Da mesma forma, parece que não há nenhuma uniformidade no tipo de desova para as espécies de Astyanax. Para A. altiparanae constatou-se, neste estudo, o tipo de desova parcelada, como em vários outros estudos com A. bimaculatus (Agostinho et al., 1984; Barreto et al., 1998), A. scabripinnis (Barbieri, 1992; Melo et al., 2005; Veloso-Júnior et al., 2009; Pereira Filho et al., 2011) e A. fasciatus (Carvalho et al., 2009).

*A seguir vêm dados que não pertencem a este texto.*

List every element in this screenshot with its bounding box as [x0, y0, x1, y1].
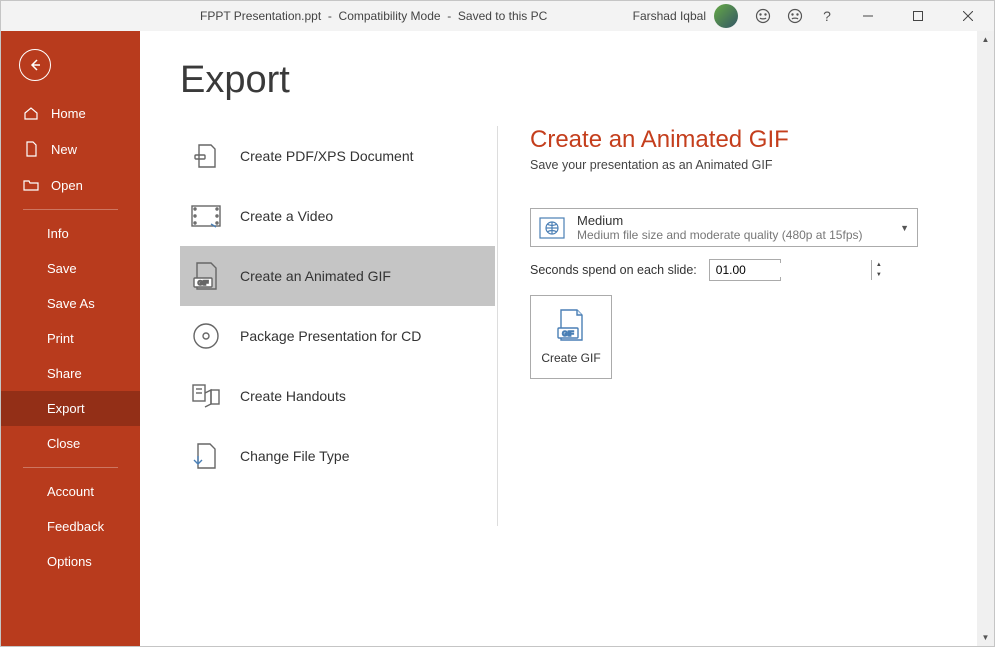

No entanto, outros estudos descreveram desova total para as espécies A. schubarti (Nomura, 1975), A. fasciatus (Nomura, 1975; Gurgel, 2004), A. henseli (Dala-Corte, Azevedo, 2010) e A. bimaculatus (Nomura, 1975; Santos et al., 1996).

Ainda, estes peixes parecem ser capazes de passar de desova total para desova parcelada (e vice-versa) como resultado de alterações fisiológicas ou ambientais. Isto pode levar a vários tipos de desova em diferentes populações ou diferentes períodos de tempo. Garutti (1989) estudou a espécie Astyanax bimaculatus (= A. altiparanae) em diferentes ambientes de um curso de água na bacia do rio Paraná, e encontrou evidências de diferentes tipos de desova nesta única espécie, a qual apresentou desova parcelada na nascente e no curso médio do rio e desova total nas regiões do estuário.

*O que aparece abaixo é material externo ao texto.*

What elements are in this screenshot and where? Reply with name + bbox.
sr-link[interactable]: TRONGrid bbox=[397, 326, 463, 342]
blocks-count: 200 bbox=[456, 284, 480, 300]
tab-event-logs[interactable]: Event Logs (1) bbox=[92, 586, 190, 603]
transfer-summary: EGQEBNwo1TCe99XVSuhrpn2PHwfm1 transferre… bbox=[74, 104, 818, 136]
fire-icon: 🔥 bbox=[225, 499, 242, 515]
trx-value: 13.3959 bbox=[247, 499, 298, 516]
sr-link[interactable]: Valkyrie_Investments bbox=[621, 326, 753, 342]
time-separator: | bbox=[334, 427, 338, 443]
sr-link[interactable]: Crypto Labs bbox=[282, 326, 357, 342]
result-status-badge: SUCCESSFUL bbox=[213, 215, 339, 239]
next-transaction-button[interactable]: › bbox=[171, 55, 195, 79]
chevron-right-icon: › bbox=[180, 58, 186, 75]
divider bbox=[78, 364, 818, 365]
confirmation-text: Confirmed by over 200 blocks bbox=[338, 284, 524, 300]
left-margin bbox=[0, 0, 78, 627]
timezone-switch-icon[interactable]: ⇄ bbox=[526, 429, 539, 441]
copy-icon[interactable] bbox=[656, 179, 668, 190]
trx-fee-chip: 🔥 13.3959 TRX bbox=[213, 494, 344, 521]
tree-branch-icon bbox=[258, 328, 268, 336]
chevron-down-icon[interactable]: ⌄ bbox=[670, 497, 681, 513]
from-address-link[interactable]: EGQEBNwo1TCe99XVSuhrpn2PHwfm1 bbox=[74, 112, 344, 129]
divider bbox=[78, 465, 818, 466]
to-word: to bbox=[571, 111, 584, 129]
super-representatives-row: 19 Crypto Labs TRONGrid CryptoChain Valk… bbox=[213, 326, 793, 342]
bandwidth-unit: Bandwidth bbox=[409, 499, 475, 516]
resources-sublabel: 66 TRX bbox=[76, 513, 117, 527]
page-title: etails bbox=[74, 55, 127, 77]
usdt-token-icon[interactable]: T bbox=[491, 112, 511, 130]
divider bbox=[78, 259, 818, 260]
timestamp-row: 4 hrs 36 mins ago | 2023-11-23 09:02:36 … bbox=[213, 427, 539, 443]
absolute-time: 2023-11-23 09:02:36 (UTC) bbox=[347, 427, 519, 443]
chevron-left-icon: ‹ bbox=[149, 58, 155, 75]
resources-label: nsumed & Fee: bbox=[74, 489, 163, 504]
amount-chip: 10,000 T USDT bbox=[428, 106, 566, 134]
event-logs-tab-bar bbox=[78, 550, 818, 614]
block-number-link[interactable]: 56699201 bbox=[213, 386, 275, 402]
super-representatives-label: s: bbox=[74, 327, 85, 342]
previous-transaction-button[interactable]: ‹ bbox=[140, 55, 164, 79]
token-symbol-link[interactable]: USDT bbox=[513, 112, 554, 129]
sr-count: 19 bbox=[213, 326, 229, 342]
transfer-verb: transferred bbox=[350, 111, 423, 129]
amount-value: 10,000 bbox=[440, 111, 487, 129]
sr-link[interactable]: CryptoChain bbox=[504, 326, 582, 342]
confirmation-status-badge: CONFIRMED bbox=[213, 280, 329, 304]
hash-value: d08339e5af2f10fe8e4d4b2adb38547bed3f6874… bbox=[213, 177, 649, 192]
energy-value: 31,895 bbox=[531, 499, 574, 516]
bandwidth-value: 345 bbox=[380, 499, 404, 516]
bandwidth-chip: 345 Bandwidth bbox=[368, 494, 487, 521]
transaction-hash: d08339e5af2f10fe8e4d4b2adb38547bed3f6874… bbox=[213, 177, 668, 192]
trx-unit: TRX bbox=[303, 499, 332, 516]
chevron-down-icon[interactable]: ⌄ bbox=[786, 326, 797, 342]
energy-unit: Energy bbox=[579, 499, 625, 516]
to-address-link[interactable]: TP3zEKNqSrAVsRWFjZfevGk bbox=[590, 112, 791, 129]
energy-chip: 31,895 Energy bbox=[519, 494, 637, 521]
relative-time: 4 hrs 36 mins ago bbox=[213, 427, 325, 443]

Interessante notar que, em estudos anteriores feitos por membros do nosso grupo de pesquisa (Costa et al., 2014), observou-se que machos de Astyanax altiparanae também parecem apresentar espermiação parcelada. Os testículos Astyanax altiparanae apresentaram uma distinção de áreas durante as diferentes etapas do ciclo reprodutivo, e a manutenção destas regiões testiculares através do ciclo parece permitir que os espécimes produzam esperma e tenham reservas de gametas no interior dos testículos por quase todo o ano. Isso possibilita a esta espécie executar múltiplas liberações de esperma, provavelmente de acordo com as condições ambientais mais favoráveis (Costa et al., 2014).

As variações nos períodos de desova e espermiação de Astyanax altiparanae e sua capacidade de reproduzir em ambientes lênticos, mesmo que por processo de manejo reprodutivo, sugerem que esta espécie tem a capacidade de responder rapidamente às mudanças ambientais e alta flexibilidade reprodutiva (Dias et al., 2005). Todas estas características somadas reforçam o importante papel que esta espécie pode ter na piscicultura. Ainda, o fato de que o lambari apresenta gônadas masculinas e femininas em fase Apto a Reproduzir ao longo de todo o ano indica a possibilidade de realizar o manejo reprodutivo em outros períodos além da estação reprodutiva, aumentando a disponibilidade de larvas e juvenis na piscicultura.